Introduction#
The Interactive Corpus Analysis Tool (ICAT) is a Python library for creating dashboards to explore textual datasets and build simple binary classification models to help filter through them and focus on entries of interest. This tool uses a form of interactive machine learning (IML), a paradigm of “machine teaching” [1] that sits at the intersection of the fields of human computer interaction (HCI), visual analytics, and machine learning. The intent of ICAT is to allow subject matter experts (SME) with limited to no experience in machine learning to benefit from an iterative human-in-the-loop (HITL) approach to building their own model without needing to understand the details of the underlying algorithm. This interactivity is achieved by allowing the user to create features, label data points, and visually manipulate a representation of the features to manually cluster and investigate data, while a model is trained on the fly based on these actions. ICAT is built on top of the Panel [2] library, using a combination of Vega, a custom IPyWidget using D3, and ipyvuetify, and is intended to be used inside of a Jupyter environment.
Statement of Need#
Machine teaching promises to democratize machine learning algorithms and grant non-machine-learning experts the ability to train, manipulate, and work with models themselves [1]. Traditionally, the process for an SME to obtain a model that aids in their data analysis is a time consuming iterative loop: they must first communicate their problem space and data to a machine learning expert, who experiments and trains a model for the SME, who then tests it and finds any issues or insufficiently learned concepts, which must then be communicated back to the ML expert, and the iterative loop continues as such. Ideally, an effective HITL training process involves the SME more directly in the training process, dramatically speeding up this iteration loop and benefiting from the SME’s implicit knowledge and experience. IML seeks to provide this process through mechanisms such as feature selection (interactive featuring) and model steering (interactive labeling) [3].
This is a challenging space for a number of reasons. The efficacy of an IML system heavily revolves around the design of the interface itself, in addition to the underlying machine learning models and the many considerations they entail. Thus, incorporating effective user experience design principles and understanding the mental models of the users as they explore and use the interface is crucial. Both quantitative and qualitative metrics must include the human element, so any research seeking to demonstrate a measured value-add or efficacy of an IML interface must incorporate user studies [4]. A positive user experience additionally constrains algorithmic design in terms of speed and efficiency–an underlying model that takes minutes to train is frustrating to interact with [5]. Care must be taken not to treat the user like a mechanical turk or mindless oracle for the model to endlessly query [6] [7].

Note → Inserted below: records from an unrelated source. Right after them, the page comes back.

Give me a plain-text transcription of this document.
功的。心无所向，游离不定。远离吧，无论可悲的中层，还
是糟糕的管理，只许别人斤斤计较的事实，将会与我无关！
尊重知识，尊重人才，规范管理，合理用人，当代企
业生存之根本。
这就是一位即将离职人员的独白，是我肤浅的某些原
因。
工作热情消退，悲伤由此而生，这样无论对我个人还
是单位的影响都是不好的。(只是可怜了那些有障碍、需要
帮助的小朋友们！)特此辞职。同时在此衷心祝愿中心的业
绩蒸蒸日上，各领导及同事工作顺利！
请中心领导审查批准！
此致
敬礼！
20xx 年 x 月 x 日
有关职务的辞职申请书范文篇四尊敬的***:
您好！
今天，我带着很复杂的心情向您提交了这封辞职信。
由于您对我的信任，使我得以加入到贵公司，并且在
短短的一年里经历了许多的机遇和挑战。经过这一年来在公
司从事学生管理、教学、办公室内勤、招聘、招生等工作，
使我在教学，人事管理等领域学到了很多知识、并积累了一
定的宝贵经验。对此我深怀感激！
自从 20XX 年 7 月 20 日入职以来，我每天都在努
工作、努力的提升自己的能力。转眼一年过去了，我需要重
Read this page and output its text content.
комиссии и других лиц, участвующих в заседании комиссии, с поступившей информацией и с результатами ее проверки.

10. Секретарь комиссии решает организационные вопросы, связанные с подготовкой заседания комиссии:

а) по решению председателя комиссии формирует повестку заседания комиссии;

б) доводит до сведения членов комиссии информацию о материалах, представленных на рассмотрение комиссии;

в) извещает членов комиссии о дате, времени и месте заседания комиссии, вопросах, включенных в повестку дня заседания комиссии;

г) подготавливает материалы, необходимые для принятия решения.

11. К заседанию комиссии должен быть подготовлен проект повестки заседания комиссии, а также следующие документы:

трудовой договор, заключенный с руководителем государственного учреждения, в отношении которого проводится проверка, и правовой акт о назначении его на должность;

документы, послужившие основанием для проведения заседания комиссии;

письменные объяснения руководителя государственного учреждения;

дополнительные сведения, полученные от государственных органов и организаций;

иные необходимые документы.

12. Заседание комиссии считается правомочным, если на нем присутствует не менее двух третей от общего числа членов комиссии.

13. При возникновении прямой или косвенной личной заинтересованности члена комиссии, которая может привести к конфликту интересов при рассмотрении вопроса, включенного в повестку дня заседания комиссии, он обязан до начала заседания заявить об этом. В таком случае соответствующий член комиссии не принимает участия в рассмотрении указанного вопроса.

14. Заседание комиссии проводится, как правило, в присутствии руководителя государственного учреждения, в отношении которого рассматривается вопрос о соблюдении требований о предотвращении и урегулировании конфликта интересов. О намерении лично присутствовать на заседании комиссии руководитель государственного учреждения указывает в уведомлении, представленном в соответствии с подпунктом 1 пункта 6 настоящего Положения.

Despite these challenges, there is tremendous potential for IML to empower SMEs and allow them to benefit from the value of machine learning in their work. For the field to grow and realize this potential, a great deal more research and work are required. Our work draws heavily on the IML interface concepts proposed by Suh and colleagues in 2019 [8], and as of this writing there is no other open source package implementing their visuals or overall interface. ICAT seeks to fill this gap to allow other researchers to explore, build on, and compare against the concepts discussed below to further the state of the field.